Canada’s largest securities commission says it is facing a financial shortfall this year and needs a major increase in the annual fees it charges to public companies and those registered to work in the securities industry.
The Ontario Securities Commission, which finances its operations from fees it collects and by orders to recover costs from targets of its investigations, said it will run a deficit of $6.5-million in the current fiscal year ended March 31. The shortfall will have to be covered by using money from its dwindling surplus fund, but the OSC says it needs a fee increase in the future.
“The proposed fee structure is intended to provide the commission with the resources required to meet our increasing regulatory commitments, while continuing to deliver strong investor protection,” executive director Maureen Jensen said in a release.
The fee increase will total 15.5 per cent in each of the next three years for issuers – companies that have issued securities in Ontario. Compounded over three years, that means fees will be 54 per cent higher by 2015 than they are today.
A major corporation with market value over $25-billion would pay $124,220 to the OSC in 2015 as its basic annual “participation” fee, up from $80,600 currently. Fees for specific activities, such as getting prospectuses approved, are also set to climb.
Registrants – firms and individuals registered to work in the securities industry – would face increases of 7.9 per cent annually over the next three years, the OSC said. Compounded, that means an increase of about 25 per cent by 2015.
The largest registrants, such as major brokerage firms with annual revenue over $2-billion, would pay an annual participation fee of $2.33-million by 2015, up from $1.86-million currently.
Caldwell Securities Ltd. chairman Tom Caldwell said on Thursday that the last thing the brokerage industry needs is a huge cost increase while it is going through “an incredibly tough time.” He said the proposal signals the OSC is “out of touch” with the industry it is regulating.
“The regulators are right out of hand,” Mr.
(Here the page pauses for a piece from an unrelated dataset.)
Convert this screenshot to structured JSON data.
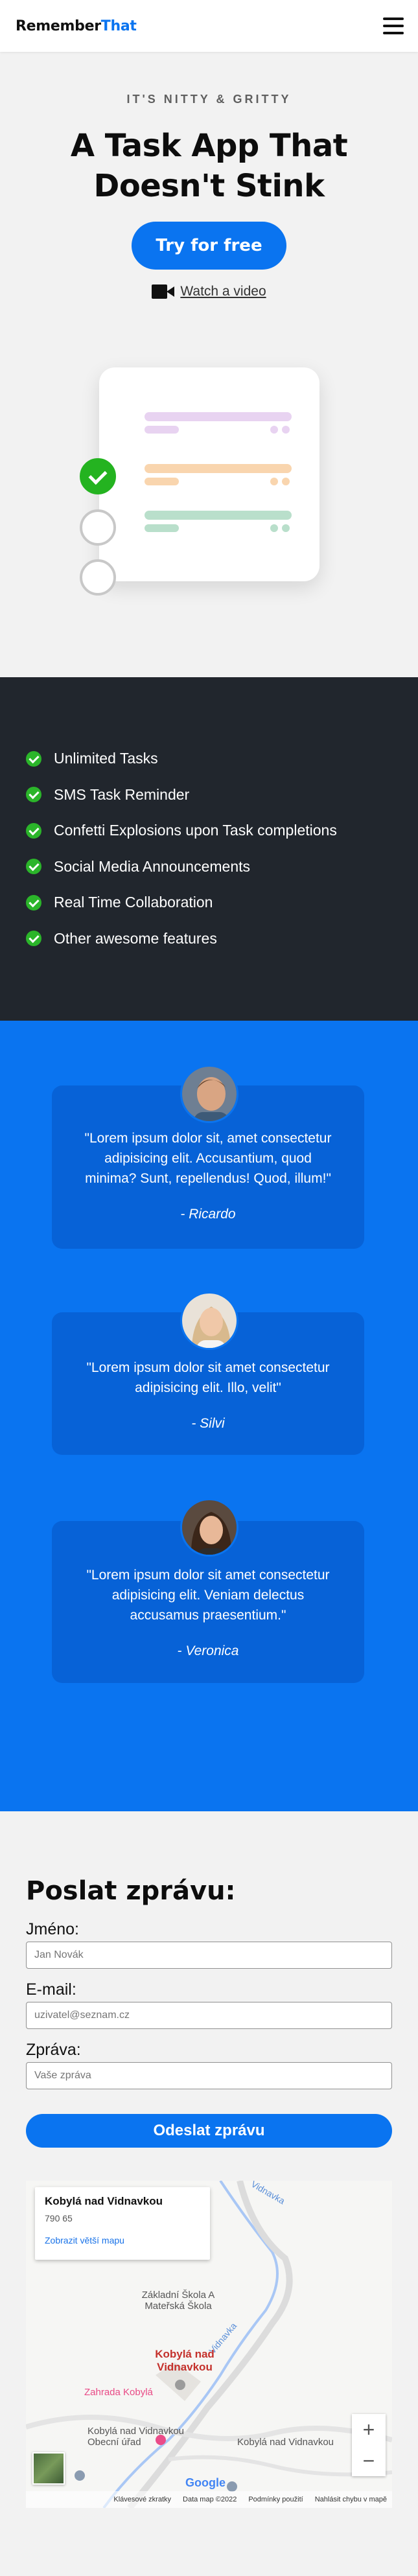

Caldwell said. “The costs of regulating the securities markets, for dealers and for public companies, are way beyond [reason]. They’re literally strangling an industry now.”
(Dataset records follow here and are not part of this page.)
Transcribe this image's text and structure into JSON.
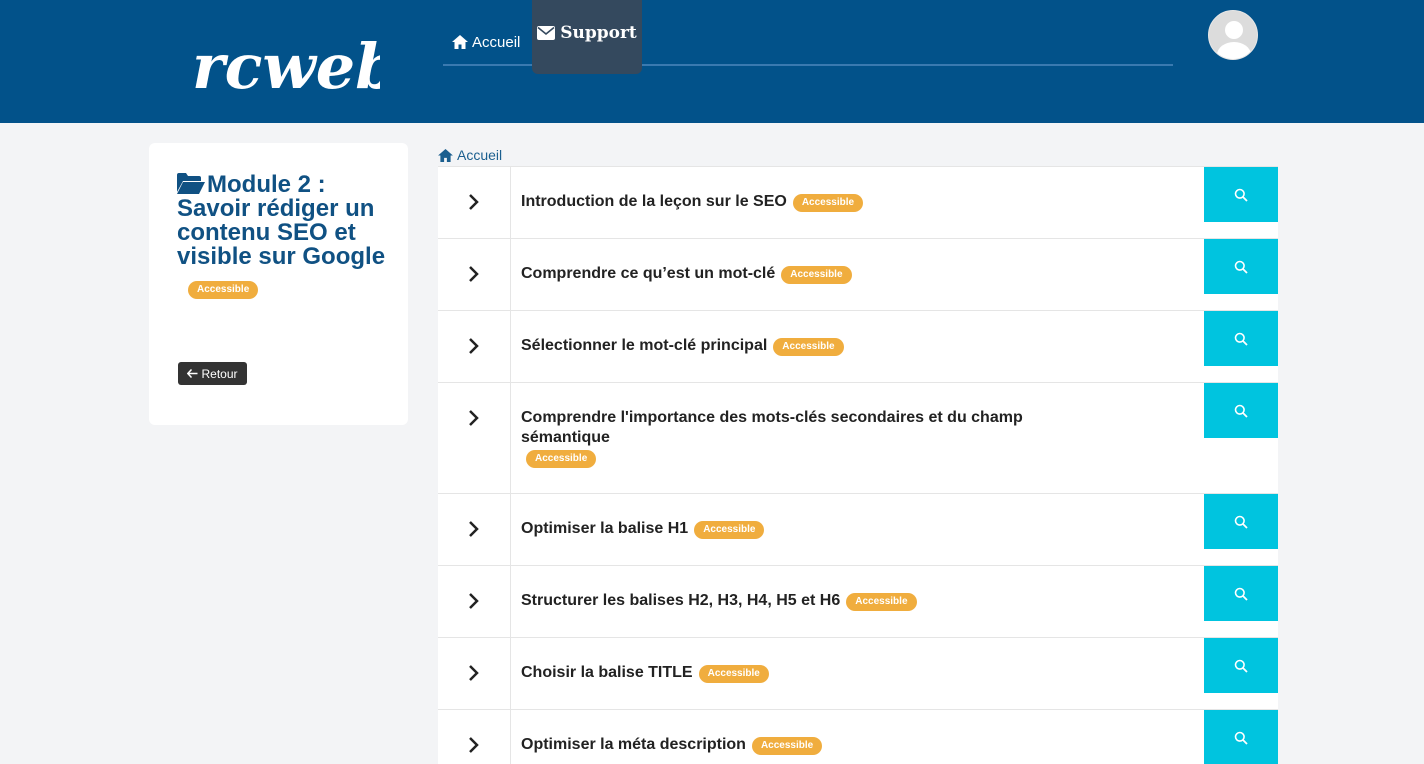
{
  "header": {
    "logo_text": "rcweb",
    "nav": {
      "home_label": "Accueil",
      "support_label": "Support"
    }
  },
  "sidebar": {
    "module_title": "Module 2 : Savoir rédiger un contenu SEO et visible sur Google",
    "badge": "Accessible",
    "back_label": "Retour"
  },
  "breadcrumb": {
    "home_label": "Accueil"
  },
  "lessons": [
    {
      "title": "Introduction de la leçon sur le SEO",
      "badge": "Accessible"
    },
    {
      "title": "Comprendre ce qu’est un mot-clé",
      "badge": "Accessible"
    },
    {
      "title": "Sélectionner le mot-clé principal",
      "badge": "Accessible"
    },
    {
      "title": "Comprendre l'importance des mots-clés secondaires et du champ sémantique",
      "badge": "Accessible"
    },
    {
      "title": "Optimiser la balise H1",
      "badge": "Accessible"
    },
    {
      "title": "Structurer les balises H2, H3, H4, H5 et H6",
      "badge": "Accessible"
    },
    {
      "title": "Choisir la balise TITLE",
      "badge": "Accessible"
    },
    {
      "title": "Optimiser la méta description",
      "badge": "Accessible"
    }
  ],
  "colors": {
    "header_bg": "#02528a",
    "support_bg": "#34495e",
    "badge": "#f0ad3e",
    "search_button": "#00c4df",
    "title_blue": "#105183"
  },
  "icons": {
    "nav_home": "home-icon",
    "nav_support": "envelope-icon",
    "folder": "folder-open-icon",
    "back": "arrow-left-icon",
    "expand": "chevron-right-icon",
    "preview": "search-icon"
  }
}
The OSC said the fee increases will vary depending on the size of the players, with small issuers and registrants facing little or no fee increase. The commission estimates 45 per cent of small companies and 55 per cent of small registrants will not face an increase and could see fees fall.
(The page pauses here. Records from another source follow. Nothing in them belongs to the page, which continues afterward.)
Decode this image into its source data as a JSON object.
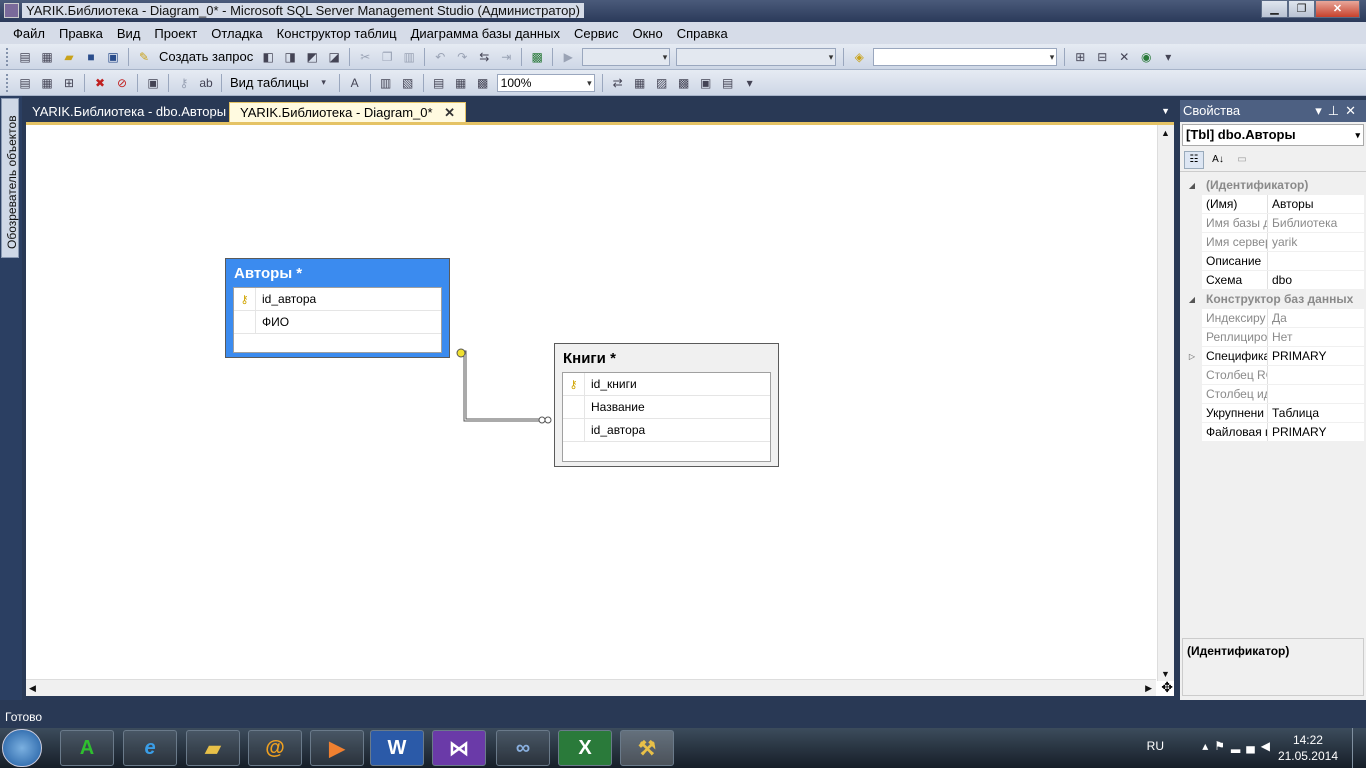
{
  "window": {
    "title": "YARIK.Библиотека - Diagram_0* - Microsoft SQL Server Management Studio (Администратор)",
    "buttons": [
      "▁",
      "❐",
      "✕"
    ]
  },
  "menu": [
    "Файл",
    "Правка",
    "Вид",
    "Проект",
    "Отладка",
    "Конструктор таблиц",
    "Диаграмма базы данных",
    "Сервис",
    "Окно",
    "Справка"
  ],
  "toolbar1": {
    "new_query_label": "Создать запрос"
  },
  "toolbar2": {
    "table_view_label": "Вид таблицы",
    "zoom_value": "100%"
  },
  "left_strip": {
    "object_explorer_label": "Обозреватель объектов"
  },
  "tabs": [
    {
      "label": "YARIK.Библиотека - dbo.Авторы",
      "active": false
    },
    {
      "label": "YARIK.Библиотека - Diagram_0*",
      "active": true
    }
  ],
  "diagram": {
    "authors": {
      "title": "Авторы *",
      "columns": [
        {
          "name": "id_автора",
          "key": true
        },
        {
          "name": "ФИО",
          "key": false
        }
      ]
    },
    "books": {
      "title": "Книги *",
      "columns": [
        {
          "name": "id_книги",
          "key": true
        },
        {
          "name": "Название",
          "key": false
        },
        {
          "name": "id_автора",
          "key": false
        }
      ]
    }
  },
  "properties": {
    "header": "Свойства",
    "object": "[Tbl] dbo.Авторы",
    "rows": [
      {
        "type": "cat",
        "name": "(Идентификатор)"
      },
      {
        "name": "(Имя)",
        "value": "Авторы"
      },
      {
        "name": "Имя базы д",
        "value": "Библиотека",
        "dim": true
      },
      {
        "name": "Имя сервер",
        "value": "yarik",
        "dim": true
      },
      {
        "name": "Описание",
        "value": ""
      },
      {
        "name": "Схема",
        "value": "dbo"
      },
      {
        "type": "cat",
        "name": "Конструктор баз данных"
      },
      {
        "name": "Индексиру",
        "value": "Да",
        "dim": true
      },
      {
        "name": "Реплициро",
        "value": "Нет",
        "dim": true
      },
      {
        "name": "Специфика",
        "value": "PRIMARY",
        "expand": true
      },
      {
        "name": "Столбец RO",
        "value": "",
        "dim": true
      },
      {
        "name": "Столбец ид",
        "value": "",
        "dim": true
      },
      {
        "name": "Укрупнени",
        "value": "Таблица"
      },
      {
        "name": "Файловая г",
        "value": "PRIMARY"
      }
    ],
    "description": "(Идентификатор)"
  },
  "status": "Готово",
  "taskbar": {
    "lang": "RU",
    "time": "14:22",
    "date": "21.05.2014"
  },
  "colors": {
    "accent": "#3b8bef",
    "tab_border": "#e5c365",
    "chrome": "#293955"
  }
}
The commission added that its proposed fee increase is a lower percentage for registrants than issuers because registrants currently contribute 60 per cent of the OSC’s total fee income. The plan is to adjust fees so registrants and issuers each cover 50 per cent of funds raised.
Ian Russell, chief executive officer of the Investment Industry Association of Canada, which represents brokerage firms, said IIAC has not studied the proposal but will “scrutinize” it closely.
“That’s coming at a difficult time obviously,” he said.
While the OSC can cover its losses this year from its surplus fund, the commission said the fund is dwindling. It now has $13.5-million in the fund, but that will decline to $7-million by the end of the fiscal year. The OSC has authority to have a reserve fund of up to $20-million, but has had to dip into the money since 2010.
The OSC last increased its fees in 2010, but said it purposely did not increase them enough to cover its operating costs because the economic climate was so weak and it was concerned about burdening companies with new costs.
It said a 6.9-per-cent annual fee increase would be required just to eliminate the current operating deficit, but would not allow the OSC to build its reserve fund or cover anticipated growth in costs in future years.
The commission said its workload has increased steadily over the years and it is now regulating a wider variety of new markets and investment products. The OSC is planning to create a new fee category for stock exchanges and alternative trading systems, as well as for bond rating agencies, saying it needs to cover ballooning costs in both areas “that are consuming more resources.”
The OSC is seeking comment on its proposed fee changes by Nov. 21.
Editor's note: An earlier online version of this story and the original newspaper version of this story incorrectly described how the OSC finances its operations. This online version has been corrected.